Towards a Theoretical and Practical Understanding of One-Shot Federated Learning with Fisher Information
Abstract
* Non-archival paper in ICML workshop - Federated Learning and Analytics in Practice: Algorithms, Systems, Applications, and Opportunities * Standard federated learning (FL) algorithms typically require multiple rounds of communication between the server and the clients, which has several drawbacks including requiring constant network connectivity, repeated investment of computation resources and susceptibility to privacy attacks. One-Shot FL is a new paradigm that aims to address this challenge by enabling the server to train a global model in a single round of communication.
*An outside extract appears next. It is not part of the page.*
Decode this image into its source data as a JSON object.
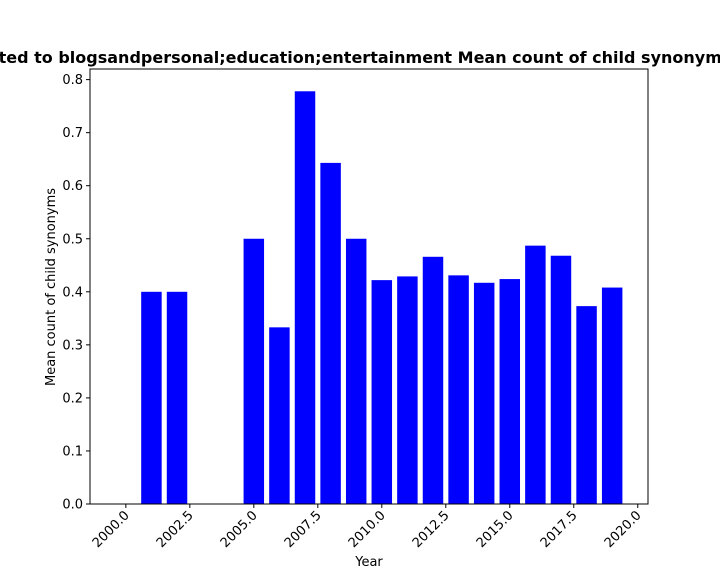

In this work, we present FedFisher, a novel algorithm for one-shot FL that makes use of the Fisher information matrices computed at the local models of clients, motivated by a Bayesian perspective of FL. First, we theoretically analyze FedFisher for two-layer overparameterized ReLU neural networks and show that the error of our one-shot FedFisher global model becomes vanishingly small as the width of the neural networks and amount of local training at clients increases. Next we propose practical variants of FedFisher using the diagonal Fisher and K-FAC approximation for the full Fisher and highlight their communication and compute efficiency for FL. Finally, we conduct extensive experiments on various datasets, which show that these variants of FedFisher consistently improve over several competing baselines.